OUR HISTORY

  • From its first class, Southern Methodist University students have elected their peers to represent them to the faculty and administration. The Senate has operated under multiple constitutions and several names, including: Student Council, Student Caucus, Council of the Student's Association, and finally the SMU Student Senate.

    The Student Council began shortly after SMU opened its doors in 1915. The first president was Umphrey Lee, who later was elected the fourth President of SMU. In the early days, students voted for the usual positions of president, secretary and representatives, but they also voted for cheerleaders (until the 1970s) and editor of the student newspaper and Rotunda (until the 1960s).

    During the Depression, the Student Council twice voted to lower student activity fees and also used its voice to try to change policies to allow student dances to be held on campus. SMU held its first on-campus dance in 1940. During World War II, the Student Council raised $6,900 for War Bonds.

    The most notable changes to student governance and, in fact, all campus governance took place in 1970 with the creation of the University Assembly with faculty, student and administrative representatives. The University Assembly recommended student activity fees, planned university convocations, and established safety and security rules. During the 1970s, the Student Senate fought for continued "shared governance" through various petitions to the University President and Board of Trustees—especially concerning the forced resignation of University President Hardin in 1974.

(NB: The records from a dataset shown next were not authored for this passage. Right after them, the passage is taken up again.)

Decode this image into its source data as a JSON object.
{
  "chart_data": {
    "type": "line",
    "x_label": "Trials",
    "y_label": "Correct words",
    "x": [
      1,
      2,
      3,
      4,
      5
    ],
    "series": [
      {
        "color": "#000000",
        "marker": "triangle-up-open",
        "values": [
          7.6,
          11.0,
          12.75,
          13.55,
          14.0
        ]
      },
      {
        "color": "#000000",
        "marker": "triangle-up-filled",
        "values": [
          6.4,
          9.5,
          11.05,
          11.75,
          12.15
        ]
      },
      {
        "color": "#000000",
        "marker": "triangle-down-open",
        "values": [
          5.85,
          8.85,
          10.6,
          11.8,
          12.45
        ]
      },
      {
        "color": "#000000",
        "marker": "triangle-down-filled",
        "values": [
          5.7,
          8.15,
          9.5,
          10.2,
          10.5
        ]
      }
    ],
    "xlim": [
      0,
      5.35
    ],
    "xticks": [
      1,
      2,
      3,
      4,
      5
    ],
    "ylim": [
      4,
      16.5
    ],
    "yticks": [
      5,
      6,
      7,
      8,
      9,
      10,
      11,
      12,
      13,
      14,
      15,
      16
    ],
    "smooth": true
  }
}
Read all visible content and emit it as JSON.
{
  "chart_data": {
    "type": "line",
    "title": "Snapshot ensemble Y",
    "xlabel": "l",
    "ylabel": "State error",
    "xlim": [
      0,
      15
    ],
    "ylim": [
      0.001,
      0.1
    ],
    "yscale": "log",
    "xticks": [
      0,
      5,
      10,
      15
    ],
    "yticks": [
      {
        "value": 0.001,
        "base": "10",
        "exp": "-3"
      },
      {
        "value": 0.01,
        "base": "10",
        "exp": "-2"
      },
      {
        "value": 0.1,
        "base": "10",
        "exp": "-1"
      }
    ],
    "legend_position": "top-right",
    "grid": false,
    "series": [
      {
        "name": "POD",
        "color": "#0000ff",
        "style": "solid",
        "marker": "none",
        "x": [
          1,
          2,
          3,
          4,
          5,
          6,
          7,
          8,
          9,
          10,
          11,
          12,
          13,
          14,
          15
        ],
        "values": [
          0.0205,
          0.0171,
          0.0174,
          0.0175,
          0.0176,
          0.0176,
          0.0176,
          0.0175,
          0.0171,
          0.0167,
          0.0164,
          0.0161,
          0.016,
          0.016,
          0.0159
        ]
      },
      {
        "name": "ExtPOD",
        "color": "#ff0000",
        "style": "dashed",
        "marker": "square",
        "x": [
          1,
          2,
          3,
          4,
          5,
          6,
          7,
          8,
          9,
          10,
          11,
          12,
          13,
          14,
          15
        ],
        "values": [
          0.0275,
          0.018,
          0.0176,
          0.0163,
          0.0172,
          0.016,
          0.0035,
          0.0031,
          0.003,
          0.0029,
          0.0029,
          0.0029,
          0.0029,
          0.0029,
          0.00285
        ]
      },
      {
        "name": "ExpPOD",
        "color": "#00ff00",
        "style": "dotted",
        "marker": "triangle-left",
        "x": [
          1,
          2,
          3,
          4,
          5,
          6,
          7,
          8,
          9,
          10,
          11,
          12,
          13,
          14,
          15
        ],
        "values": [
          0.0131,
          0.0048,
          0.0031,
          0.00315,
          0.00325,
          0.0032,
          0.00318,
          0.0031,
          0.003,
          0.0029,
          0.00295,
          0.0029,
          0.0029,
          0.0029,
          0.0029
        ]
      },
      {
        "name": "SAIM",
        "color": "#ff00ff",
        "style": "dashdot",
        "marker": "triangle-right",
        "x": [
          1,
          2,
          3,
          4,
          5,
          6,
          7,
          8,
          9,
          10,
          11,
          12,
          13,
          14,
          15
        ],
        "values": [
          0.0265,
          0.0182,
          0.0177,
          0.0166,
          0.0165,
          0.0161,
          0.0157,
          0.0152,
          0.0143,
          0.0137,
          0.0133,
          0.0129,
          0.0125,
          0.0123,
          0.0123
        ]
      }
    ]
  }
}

    From the 1980s until 2007, the Student Senate has

    • Created a standing committee for Faculty evaluations

    • Established the student Senate Scholarship Endowment Fund

    • Voted to fund campus-wide call boxes and established a fund for taxi service

    • Established a formal liaison between the Student Senate and the board of Governors

    • Debated fervently over the recognition of GLSSO (Gay/Lesbian Student Support Organization) and after several years voted to give recognition to this group

    • Established recycling programs

    • Proposed and funded "Three Weeks for Relief" campaign assisting students displaced by Hurricane Katrina.